The honest answer for most former Rockset customers is ClickHouse Cloud for general OLAP plus Pinot or Druid for high-QPS user-facing analytics plus Tinybird or Materialize for streaming APIs plus Timescale or DuckDB for the long tail — the "one converged index for the whole stack" pitch that made Rockset unique is not something a single 2026 vendor is trying to reproduce. Buy specialists, hold each one to a public benchmark, and diversify vendor risk so the next acquisition does not force another 100-day migration. For wider context, see the tools/rockset live profile, the what happened to Rockset post-mortem, the why Rockset joined OpenAI case study, the is Rockset dead status page, the comparisons hub, and the blog archive for more real-time analytics deep dives.

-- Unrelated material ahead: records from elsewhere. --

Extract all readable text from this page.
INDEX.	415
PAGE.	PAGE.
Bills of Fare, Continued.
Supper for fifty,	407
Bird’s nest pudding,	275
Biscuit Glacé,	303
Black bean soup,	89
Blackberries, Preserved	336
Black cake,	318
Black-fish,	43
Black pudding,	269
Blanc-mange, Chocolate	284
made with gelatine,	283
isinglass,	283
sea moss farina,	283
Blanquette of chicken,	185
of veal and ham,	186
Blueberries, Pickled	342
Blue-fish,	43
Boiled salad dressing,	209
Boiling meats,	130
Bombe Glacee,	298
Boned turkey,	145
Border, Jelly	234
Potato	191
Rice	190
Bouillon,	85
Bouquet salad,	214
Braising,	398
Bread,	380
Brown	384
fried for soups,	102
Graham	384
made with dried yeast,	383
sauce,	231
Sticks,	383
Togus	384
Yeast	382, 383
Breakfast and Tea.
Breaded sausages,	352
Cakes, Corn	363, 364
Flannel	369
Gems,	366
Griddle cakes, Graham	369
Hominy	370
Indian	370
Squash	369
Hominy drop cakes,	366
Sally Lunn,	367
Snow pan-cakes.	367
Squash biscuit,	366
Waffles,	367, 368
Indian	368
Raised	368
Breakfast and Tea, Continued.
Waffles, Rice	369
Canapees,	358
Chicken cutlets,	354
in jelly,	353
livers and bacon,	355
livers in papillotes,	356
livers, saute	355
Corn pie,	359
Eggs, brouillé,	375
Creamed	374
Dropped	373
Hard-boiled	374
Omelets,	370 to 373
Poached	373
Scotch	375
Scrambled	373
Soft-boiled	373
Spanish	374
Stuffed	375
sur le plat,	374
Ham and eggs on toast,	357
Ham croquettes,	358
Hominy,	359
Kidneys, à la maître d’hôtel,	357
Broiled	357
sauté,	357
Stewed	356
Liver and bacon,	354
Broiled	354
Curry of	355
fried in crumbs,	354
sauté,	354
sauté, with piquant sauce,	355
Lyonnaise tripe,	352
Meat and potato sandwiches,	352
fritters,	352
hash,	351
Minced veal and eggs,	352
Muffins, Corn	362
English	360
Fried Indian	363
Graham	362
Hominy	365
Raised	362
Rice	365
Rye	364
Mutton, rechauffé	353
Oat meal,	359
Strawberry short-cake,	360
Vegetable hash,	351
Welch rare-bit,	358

Frequently Asked Questions

Is Rockset still available in 2026?

No. Rockset was [acquired by OpenAI on June 21, 2024](https://openai.com/index/openai-acquires-rockset/) and [shut down its external service on September 30, 2024](https://rockset.com/blog/rockset-joins-openai/). The technology is now part of OpenAI's internal retrieval infrastructure and is not sold as a standalone product. See our [Rockset profile](/tools/rockset), the [what happened to Rockset](/what-happened-to-rockset) deep dive, and the [is Rockset dead status page](/is-rockset-dead) for the current status.

What is the best alternative to Rockset in 2026?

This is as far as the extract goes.